On 20 June 2024, the Prime Minister issued Decision 07/2024/QD-TTg ("Decision 07/2024"), setting out the list of products, goods and services for which standard contracts and general trading conditions must be registered. This is issued in furtherance to the Law on Protection of Consumer Rights and Decree No. 55/2024/ND-CP.
Under Decision 07/2024, contracts for the following products, goods and services need to be registered:
- supply of water for living purposes;
- supply of electricity for living purposes;
- paid television;
- terrestrial mobile telecom services (voice, messaging and internet access services);
- terrestrial fixed telecom services (voice and internet access services);
- passenger air transport;
- passenger railway transport; and
- purchase and sale of apartments.
On 16 May 2024, the Government issued Decree No. 55/2024/ND-CP ("Decree") to elaborate on the Law on Protection of Consumer Rights (refer to our earlier Legal Update here). The Decree took effect on 1 July 2024.

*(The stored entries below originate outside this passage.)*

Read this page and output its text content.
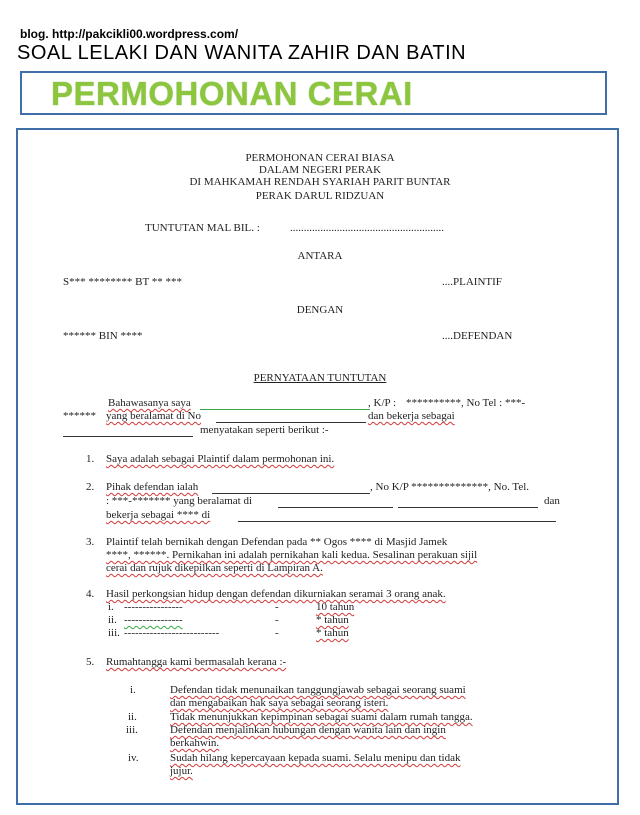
blog. http://pakcikli00.wordpress.com/
SOAL LELAKI DAN WANITA ZAHIR DAN BATIN
PERMOHONAN CERAI
PERMOHONAN CERAI BIASA
DALAM NEGERI PERAK
DI MAHKAMAH RENDAH SYARIAH PARIT BUNTAR
PERAK DARUL RIDZUAN
TUNTUTAN MAL BIL. :	........................................................
ANTARA
S*** ******** BT ** ***	....PLAINTIF
DENGAN
****** BIN ****	....DEFENDAN
PERNYATAAN TUNTUTAN
Bahawasanya saya	, K/P : **********, No Tel : ***-
****** yang beralamat di No	dan bekerja sebagai
menyatakan seperti berikut :-
1. Saya adalah sebagai Plaintif dalam permohonan ini.
2. Pihak defendan ialah	, No K/P **************, No. Tel.
: ***-******* yang beralamat di	dan
bekerja sebagai **** di
3. Plaintif telah bernikah dengan Defendan pada ** Ogos **** di Masjid Jamek
****, ******. Pernikahan ini adalah pernikahan kali kedua. Sesalinan perakuan sijil
cerai dan rujuk dikepilkan seperti di Lampiran A.
4. Hasil perkongsian hidup dengan defendan dikurniakan seramai 3 orang anak.
i. ----------------	-	10 tahun
ii. ----------------	-	* tahun
iii. --------------------------	-	* tahun
5. Rumahtangga kami bermasalah kerana :-
i.	Defendan tidak menunaikan tanggungjawab sebagai seorang suami
dan mengabaikan hak saya sebagai seorang isteri.
ii.	Tidak menunjukkan kepimpinan sebagai suami dalam rumah tangga.
iii.	Defendan menjalinkan hubungan dengan wanita lain dan ingin
berkahwin.
iv.	Sudah hilang kepercayaan kepada suami. Selalu menipu dan tidak
jujur.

The Decree provides further details on certain provisions of the Law on Protection of Consumer Rights, including the definition of "large digital platforms", additional consumer contract requirements, and model contracts and general trading conditions.
Under the Decree, "large digital platforms" are either (i) digital platforms that have a minimum of 3 million active user accounts annually in Vietnam; or (ii) large or very large intermediary digital platforms as prescribed in Vietnam's electronic transaction laws. These "large digital platforms" will be subject to greater information transparency requirements (including for paid and sponsored content) and need to carry out statutory reporting obligations.
The Decree further imposes certain display and language requirements for consumer contracts (e.g. font sizes, display colour and "easy to understand" content).
Finally, the Decree sets out detailed procedures for registering model contracts and general trading conditions.
For more information, click here to read our Legal Update.
On 15 May 2024, the Government issued Decree No. 52/2024/ND-CP ("Decree No. 52/2024") on non-cash payments. Decree No. 52/2024 replaces Decree 101/2012/ND-CP on the same subject, which was passed nearly 12 years ago. The decree took effect on 1 July 2024.
While Decree No. 52/2024 maintains the intermediary payment service ("IPS") licence requirements, it tightens the conditions for providing an IPS. It also enhances regulations in the field of international payments and introduces new concepts such as electronic money.
In terms of IPS licensing, more stringent conditions are imposed on those that provide financial switching or electronic clearing services. These service providers cannot engage in any other business operations. Furthermore, companies that seek to apply for an IPS licence in these services need to meet a minimum capital requirement of VND300 billion, which is much higher than the previous VND50 billion.
For international payments, Decree No. 52/2024 imposes further conditions on banks and foreign bank branches that participate in international payment systems. These include meeting certain qualitative criteria (e.g. concerning risk management) and obtaining approval from the State Bank of Vietnam.